Lance Dixon is a professor in the Particle Theory Group at the SLAC National Accelerator Laboratory of Stanford University and a member of the U.S. National Academy of Sciences. He has held visiting positions at the University of Cambridge, Durham University, Ecole Normale Supérieure, CERN, Perimeter Institute, Caltech, ETH Zurich, and the University of Zurich. He was awarded the Sakurai Prize of the American Physical Society for his scattering amplitudes research (2014), together with Zvi Bern and David Kosower, and received the Humboldt Research Award in 2017.
David A. Kosower is researcher at the Institut de Physique Théorique of the CEA at Saclay, in France. After graduating and completing his PhD at the Harvard University, he held postdoctoral positions at Columbia University, the Fermi National Accelerator Laboratory, and CERN. He held visiting appointments at the University of Zurich, the Weizmann Institute, the California Institute of Technology, the Institute for Advanced Study, the Chinese Academy of Sciences (Beijing), and CERN. His research has been supported over the years by NATO and EGIDE collaborative grants, by the French National Research Agency (ANR), and especially by the European Research Council.
“Galileo Galilei Medal” award
INFN founded the “Galileo Galilei Medal” award in honor of the father of the scientific method and of modern physics. The award was created in 2018 when the GGI was established as an INFN National Centre for Advanced Studies, in partnership with the University of Florence. Starting from 2019, the Galileo Galilei Medal is assigned every two years by an international selection committee appointed by INFN. The medal is awarded to scientists (three at most) who, in the 25 years before the date of the award, have achieved outstanding results in the areas of theoretical physics of interest to INFN, such as fundamental interactions among elementary particles, including gravity and nuclear phenomena.
The members of the selection committee for the Galileo Galilei Medal 2023 are Eliezer Rabinovici (Hebrew University - chair), Graciela Gelmini (UCLA), Juan Martin Maldacena (Institute for Advanced Study), Michael E. Peskin (SLAC/Stanford University), Mikhail Shifman (University of Minnesota).
The Galileo Galilei Medal 2021 was awarded to Alessandra Buonanno, Thibault Damour and Frans Pretorius “for the fundamental understanding of sources of gravitational radiation by complementary analytic and numerical techniques, enabling predictions that have been confirmed by gravitational wave observations and are now key tools in this new branch of astronomy”.

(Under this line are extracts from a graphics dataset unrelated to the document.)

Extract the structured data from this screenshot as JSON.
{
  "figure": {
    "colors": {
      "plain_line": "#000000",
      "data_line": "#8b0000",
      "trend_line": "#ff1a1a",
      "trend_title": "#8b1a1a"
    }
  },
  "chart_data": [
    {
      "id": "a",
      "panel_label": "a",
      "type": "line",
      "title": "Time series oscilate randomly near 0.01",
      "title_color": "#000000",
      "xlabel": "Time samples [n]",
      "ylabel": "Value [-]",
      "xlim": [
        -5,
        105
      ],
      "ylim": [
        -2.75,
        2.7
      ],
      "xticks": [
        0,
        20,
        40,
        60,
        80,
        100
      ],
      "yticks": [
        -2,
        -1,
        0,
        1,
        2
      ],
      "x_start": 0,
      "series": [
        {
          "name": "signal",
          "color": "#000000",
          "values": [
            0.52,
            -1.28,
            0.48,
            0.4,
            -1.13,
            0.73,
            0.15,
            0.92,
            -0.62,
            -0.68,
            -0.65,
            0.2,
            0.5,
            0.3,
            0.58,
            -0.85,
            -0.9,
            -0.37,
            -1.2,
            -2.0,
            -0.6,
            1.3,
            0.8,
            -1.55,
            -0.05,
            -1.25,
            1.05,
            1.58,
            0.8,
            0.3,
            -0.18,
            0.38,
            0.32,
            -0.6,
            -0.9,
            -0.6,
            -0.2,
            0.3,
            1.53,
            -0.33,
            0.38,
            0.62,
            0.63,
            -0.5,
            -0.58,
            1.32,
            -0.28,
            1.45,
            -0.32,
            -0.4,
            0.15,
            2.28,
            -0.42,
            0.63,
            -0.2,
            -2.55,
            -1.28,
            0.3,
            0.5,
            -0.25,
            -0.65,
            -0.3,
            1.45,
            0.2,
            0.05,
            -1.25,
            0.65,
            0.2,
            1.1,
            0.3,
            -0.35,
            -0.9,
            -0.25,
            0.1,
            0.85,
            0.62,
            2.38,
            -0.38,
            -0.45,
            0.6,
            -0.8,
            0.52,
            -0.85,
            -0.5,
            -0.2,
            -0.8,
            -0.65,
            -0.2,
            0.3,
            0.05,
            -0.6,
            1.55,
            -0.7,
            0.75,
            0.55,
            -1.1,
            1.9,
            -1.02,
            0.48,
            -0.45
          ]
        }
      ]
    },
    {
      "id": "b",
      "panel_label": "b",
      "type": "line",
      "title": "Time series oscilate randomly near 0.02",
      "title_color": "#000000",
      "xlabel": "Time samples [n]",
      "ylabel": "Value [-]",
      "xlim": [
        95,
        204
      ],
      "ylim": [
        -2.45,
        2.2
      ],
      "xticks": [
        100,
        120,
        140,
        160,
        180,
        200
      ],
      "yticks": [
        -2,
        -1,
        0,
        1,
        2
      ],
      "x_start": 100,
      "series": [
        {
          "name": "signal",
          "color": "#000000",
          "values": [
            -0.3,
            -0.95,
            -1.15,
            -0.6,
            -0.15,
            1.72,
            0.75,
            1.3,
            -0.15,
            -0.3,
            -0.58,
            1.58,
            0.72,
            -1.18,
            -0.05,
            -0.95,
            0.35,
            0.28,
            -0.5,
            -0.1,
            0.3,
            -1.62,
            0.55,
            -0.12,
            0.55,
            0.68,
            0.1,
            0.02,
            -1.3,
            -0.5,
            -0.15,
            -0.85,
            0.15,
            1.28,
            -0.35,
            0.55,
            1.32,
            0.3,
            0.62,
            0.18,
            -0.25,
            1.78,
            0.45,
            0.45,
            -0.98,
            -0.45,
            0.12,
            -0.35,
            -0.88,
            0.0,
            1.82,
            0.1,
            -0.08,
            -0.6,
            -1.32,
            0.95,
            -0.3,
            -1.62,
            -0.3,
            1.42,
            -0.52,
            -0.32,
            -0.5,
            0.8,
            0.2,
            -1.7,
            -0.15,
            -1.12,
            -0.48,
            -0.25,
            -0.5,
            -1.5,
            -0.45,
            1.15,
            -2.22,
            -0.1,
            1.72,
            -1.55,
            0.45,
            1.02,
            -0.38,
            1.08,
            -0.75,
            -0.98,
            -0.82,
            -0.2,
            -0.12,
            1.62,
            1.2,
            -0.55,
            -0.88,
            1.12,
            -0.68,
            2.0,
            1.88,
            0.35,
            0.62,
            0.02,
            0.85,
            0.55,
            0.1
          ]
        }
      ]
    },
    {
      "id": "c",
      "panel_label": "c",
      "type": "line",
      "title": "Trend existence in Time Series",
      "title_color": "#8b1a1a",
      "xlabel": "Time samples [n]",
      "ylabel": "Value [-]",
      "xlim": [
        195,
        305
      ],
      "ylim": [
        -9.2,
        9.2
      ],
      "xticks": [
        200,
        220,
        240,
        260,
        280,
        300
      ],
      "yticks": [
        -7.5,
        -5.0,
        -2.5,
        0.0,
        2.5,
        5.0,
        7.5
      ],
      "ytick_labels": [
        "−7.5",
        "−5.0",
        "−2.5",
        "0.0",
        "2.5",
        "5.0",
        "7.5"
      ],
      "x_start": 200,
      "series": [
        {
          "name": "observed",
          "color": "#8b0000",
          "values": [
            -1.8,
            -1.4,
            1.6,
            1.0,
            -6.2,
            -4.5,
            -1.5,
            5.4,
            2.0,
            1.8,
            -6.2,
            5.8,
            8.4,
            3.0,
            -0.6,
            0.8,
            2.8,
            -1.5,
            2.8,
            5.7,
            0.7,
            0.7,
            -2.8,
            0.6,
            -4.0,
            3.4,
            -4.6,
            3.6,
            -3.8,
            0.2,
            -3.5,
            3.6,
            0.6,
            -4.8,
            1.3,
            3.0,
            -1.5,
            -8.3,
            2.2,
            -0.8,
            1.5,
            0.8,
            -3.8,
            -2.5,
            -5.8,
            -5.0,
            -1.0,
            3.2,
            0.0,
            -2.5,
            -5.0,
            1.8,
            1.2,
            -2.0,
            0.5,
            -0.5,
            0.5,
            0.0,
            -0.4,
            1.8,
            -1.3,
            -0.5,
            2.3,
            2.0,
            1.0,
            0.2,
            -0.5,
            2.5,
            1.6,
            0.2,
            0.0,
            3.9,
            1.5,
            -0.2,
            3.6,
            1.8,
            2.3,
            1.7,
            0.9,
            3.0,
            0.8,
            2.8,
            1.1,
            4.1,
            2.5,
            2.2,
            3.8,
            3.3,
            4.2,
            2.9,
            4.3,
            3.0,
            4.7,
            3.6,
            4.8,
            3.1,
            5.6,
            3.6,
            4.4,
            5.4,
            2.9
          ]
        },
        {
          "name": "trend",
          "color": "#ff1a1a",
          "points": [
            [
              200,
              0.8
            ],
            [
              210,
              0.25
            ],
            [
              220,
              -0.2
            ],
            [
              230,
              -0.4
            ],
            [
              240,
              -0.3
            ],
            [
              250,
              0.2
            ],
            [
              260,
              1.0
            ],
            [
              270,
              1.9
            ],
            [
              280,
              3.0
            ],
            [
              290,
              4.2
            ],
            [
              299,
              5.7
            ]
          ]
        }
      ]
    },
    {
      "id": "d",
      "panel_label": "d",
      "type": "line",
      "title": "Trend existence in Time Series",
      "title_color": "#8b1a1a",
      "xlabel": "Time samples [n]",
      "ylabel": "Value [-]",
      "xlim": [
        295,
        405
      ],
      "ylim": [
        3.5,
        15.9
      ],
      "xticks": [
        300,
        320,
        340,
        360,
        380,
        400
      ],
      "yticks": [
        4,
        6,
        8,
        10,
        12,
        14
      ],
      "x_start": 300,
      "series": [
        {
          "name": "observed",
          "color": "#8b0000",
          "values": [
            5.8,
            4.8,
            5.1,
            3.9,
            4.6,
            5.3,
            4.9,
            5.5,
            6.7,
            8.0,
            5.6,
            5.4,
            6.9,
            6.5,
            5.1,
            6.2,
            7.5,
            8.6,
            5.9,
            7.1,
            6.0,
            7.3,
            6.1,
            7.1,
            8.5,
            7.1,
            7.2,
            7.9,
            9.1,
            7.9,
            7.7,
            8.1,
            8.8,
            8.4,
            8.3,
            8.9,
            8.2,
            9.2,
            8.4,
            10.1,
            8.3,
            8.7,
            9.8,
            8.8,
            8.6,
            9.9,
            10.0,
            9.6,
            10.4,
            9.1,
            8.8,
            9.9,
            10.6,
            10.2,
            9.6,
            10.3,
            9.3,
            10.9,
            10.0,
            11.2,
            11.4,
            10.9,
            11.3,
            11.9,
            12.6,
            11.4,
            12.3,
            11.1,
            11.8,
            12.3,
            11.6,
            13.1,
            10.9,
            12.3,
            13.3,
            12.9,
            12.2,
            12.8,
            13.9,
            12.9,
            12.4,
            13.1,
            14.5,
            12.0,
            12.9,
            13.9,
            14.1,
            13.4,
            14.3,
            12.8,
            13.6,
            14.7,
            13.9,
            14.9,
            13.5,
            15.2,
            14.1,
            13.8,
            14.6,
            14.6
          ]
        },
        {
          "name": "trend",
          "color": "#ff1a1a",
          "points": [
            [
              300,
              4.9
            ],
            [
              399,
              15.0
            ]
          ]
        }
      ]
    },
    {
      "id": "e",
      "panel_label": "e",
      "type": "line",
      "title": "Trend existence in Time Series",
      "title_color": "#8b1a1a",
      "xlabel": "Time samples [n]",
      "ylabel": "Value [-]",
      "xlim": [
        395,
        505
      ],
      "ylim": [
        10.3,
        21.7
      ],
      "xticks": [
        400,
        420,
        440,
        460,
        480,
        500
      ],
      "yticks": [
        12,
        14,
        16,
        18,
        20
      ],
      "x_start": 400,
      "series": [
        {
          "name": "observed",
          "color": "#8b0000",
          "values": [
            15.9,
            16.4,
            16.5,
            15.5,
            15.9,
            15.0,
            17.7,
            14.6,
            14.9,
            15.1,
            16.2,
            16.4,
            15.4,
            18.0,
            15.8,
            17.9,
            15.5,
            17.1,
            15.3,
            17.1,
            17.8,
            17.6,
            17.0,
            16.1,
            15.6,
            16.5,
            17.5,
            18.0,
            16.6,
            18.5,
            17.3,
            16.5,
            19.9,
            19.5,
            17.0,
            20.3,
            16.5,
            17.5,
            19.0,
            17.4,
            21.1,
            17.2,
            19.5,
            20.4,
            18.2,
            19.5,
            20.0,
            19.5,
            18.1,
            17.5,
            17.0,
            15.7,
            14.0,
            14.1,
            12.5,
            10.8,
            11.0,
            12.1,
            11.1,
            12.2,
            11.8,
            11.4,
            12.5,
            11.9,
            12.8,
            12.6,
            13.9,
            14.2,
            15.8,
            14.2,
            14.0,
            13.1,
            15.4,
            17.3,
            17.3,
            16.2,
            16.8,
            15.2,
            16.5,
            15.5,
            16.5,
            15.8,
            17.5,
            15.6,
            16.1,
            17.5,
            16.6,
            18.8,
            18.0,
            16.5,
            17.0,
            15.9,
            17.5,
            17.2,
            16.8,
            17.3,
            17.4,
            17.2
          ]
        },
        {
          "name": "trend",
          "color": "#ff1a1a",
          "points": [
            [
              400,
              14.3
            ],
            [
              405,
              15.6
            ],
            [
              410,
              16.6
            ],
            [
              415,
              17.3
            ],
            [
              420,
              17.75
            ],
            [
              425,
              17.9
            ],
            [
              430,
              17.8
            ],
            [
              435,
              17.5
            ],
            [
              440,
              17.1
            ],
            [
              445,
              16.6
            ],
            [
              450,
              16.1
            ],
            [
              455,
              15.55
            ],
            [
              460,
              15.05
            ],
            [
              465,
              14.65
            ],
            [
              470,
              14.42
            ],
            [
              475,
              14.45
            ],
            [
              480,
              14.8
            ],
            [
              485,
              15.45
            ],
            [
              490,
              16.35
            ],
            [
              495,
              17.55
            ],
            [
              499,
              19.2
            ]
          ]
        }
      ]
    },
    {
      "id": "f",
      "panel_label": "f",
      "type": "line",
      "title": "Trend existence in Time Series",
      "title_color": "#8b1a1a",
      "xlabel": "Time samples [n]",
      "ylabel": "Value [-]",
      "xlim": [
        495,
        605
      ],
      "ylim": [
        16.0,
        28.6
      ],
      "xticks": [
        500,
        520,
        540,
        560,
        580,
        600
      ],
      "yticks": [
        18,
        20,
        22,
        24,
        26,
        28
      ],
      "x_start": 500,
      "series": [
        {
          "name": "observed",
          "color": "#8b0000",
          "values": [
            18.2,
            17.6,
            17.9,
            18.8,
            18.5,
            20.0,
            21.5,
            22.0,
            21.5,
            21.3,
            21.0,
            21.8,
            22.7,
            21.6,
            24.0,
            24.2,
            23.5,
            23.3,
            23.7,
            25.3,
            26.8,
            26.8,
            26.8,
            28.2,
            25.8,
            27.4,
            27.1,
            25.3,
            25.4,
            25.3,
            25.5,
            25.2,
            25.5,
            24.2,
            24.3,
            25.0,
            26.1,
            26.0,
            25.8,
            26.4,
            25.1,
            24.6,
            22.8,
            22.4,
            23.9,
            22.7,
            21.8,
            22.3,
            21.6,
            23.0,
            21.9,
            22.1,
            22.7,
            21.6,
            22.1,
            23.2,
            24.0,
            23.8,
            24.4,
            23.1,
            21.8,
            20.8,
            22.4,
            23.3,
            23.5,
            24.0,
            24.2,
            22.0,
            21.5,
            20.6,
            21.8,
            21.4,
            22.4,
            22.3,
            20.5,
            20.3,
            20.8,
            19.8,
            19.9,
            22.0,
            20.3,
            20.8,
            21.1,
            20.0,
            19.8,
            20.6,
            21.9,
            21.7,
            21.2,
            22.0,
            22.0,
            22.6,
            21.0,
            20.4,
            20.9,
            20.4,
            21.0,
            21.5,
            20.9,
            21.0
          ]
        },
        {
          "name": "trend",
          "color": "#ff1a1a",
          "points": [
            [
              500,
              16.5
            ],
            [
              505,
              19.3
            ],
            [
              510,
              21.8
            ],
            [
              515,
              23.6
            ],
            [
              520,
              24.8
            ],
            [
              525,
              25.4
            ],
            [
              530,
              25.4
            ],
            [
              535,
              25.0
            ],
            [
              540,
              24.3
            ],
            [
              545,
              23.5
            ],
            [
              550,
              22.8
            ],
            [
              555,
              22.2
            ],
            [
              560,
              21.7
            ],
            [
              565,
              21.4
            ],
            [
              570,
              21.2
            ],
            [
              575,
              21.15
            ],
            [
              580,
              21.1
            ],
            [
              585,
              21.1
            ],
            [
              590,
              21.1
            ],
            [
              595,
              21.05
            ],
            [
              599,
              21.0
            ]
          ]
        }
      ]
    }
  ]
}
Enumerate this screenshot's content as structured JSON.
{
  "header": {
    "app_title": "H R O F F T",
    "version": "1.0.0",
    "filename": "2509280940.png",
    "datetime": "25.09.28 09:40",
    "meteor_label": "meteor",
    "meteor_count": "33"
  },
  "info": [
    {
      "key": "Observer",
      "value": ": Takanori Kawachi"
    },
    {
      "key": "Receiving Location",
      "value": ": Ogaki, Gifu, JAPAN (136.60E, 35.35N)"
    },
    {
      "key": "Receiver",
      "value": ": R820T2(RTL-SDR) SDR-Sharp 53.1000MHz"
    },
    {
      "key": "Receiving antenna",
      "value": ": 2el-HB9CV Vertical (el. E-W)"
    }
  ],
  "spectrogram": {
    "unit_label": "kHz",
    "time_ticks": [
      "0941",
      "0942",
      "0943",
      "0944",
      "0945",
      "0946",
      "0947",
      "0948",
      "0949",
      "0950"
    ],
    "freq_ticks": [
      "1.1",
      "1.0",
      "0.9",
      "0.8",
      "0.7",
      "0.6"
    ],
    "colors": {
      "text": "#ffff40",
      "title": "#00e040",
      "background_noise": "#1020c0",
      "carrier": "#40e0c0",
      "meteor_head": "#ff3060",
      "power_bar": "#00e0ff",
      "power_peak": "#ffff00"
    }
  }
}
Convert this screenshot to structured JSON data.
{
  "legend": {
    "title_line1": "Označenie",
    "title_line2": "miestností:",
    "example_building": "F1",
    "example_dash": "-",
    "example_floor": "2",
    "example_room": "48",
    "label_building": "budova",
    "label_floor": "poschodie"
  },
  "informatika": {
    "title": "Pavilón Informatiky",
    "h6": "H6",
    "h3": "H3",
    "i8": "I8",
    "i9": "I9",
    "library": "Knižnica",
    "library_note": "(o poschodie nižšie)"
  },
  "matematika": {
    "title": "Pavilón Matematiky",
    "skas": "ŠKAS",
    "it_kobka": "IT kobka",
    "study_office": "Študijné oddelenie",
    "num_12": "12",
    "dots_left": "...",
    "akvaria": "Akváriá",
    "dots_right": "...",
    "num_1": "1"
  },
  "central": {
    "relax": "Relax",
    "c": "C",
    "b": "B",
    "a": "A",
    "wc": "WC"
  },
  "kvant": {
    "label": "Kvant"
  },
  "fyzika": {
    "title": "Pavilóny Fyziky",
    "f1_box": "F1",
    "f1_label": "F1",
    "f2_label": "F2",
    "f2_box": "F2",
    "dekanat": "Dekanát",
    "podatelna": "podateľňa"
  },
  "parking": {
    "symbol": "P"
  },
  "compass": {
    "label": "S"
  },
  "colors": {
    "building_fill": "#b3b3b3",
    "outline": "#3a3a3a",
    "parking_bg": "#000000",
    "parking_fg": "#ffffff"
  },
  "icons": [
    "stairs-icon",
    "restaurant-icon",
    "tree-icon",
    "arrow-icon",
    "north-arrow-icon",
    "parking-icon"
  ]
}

While the Galileo Galilei Medal 2019 was assigned to Juan Martin Maldacena “for his ground-breaking ideas in theoretical physics, and especially for the discovery of duality between gravity and ordinary quantum field theory, with far-reaching implications.”
The Medal
The Galileo Galilei Medal was crafted by a famous Florentine workshop, Picchiani&Barlacchi, with over a century of tradition of artistic and commemorative medals, plaques and trophies.
In the laboratory the processing of the products follows traditional methods, such as the design, the creation of the plaster model, the casting and finishing of the model, the pantograph reduction, the production of the punchcutting and the coining.
The GGI
The Galileo Galilei Institute (GGI) of Florence is the first European Institute dedicated to organising and hosting advanced long term research programs dedicated to the highlights of the theoretical physics of fundamental interactions. The GGI is on the hill of Arcetri, a historically significant site for physics and astronomy, where Galileo Galilei spent the last eleven years of his life. At the GGI, which is the National Center for Advanced Studies of INFN, several PhD schools dedicated to string theory, theoretical physics of elementary particles, theoretical nuclear physics, statistical field theory, astroparticle physics and cosmology take place every year.